After two decades in power, Weisleder is now trying to pose as a victim of union bureaucracy. I, for one, won't be fooled.
Jim Stewart, Toronto
It's hospitals that are sick
re bad medicine, by wayne roberts (NOW, January 23-29). What a great article. All I can say is "Yahoo!!" I was beginning to think I was the only person to have such subversive thoughts, let alone the temerity to write about them. Have a healthy day and stay out of hospitals.
Rick Tufts, CNP Toronto
Don't blame all Yanks
I check out your web site on a regular basis, and my fiance and I visit Toronto every summer.
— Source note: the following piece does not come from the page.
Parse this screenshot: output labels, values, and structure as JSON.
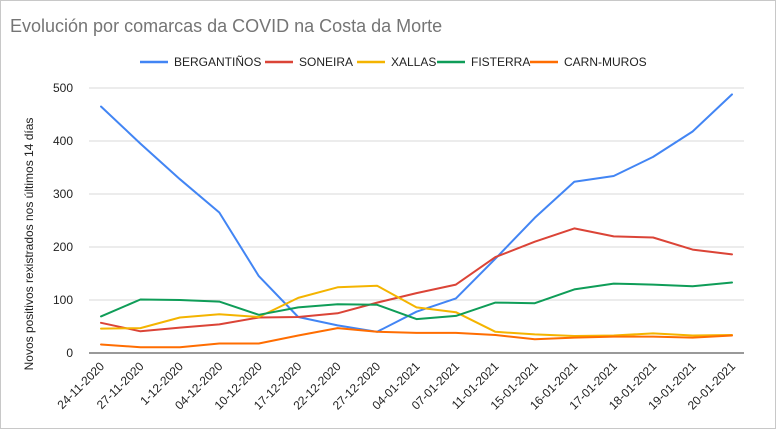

I enjoy reading NOW, but I always get upset when I read the letters section.
Yes, everyone has their own opinion, and yes, the U.S. has done many things that I don't agree with. I'm not for anyone going to war. But why does it seem that your audience is so full of hate and believes that every U.S. citizen is so keen on war?
Believe me, I'm not trying to start some e-mail Canada Sucks/U.S. Sucks debate. That's not my thing. I'm just trying to make note of the gross over-generalizations some (not all) of your readers make. Like Lyn Adamson (NOW, January 16-22). While she starts out sounding oh so full of love, she does a complete 180 and takes a swipe at the U.S. "in its addiction-driven mad rush to war."
"Mad rush?" I'm not rushing to see the draft re-enacted and have my loved ones get sent overseas.
Oh, I give up. I'm not good at this type of stuff, I'm just venting. Maybe I'll just get some T-shirts printed up that say: "It's not my fault, so don't blame me."
Meridith Hayden Chicago
No honour in war
Able seaman Brendan Webber has persuaded himself that the Canadian population needs him and his "brave" army pals to safeguard our freedom (NOW, January 23-29). We don't. Webber has too much of a vested interest in the matter to see that it would be incomparably braver to refuse to fight, and that to attack Iraq would be shameful, not "honourable." He cites the tired old example of Hitler. The truth is, war makes Webber and all militant-minded people feel important. We have more to fear from the likes of Webber than we do from Saddam Hussein.
George Murray, Toronto
Connection to brutality
Robert Priest's will tears be Enough (NOW, January 16-22) sees war "bombers" with the same "moral cravenness" as concentration camp guards. Although there is detachment in dropping bombs from the sky, those who ran concentration camps were clearly connected on an emotional level to their brutality.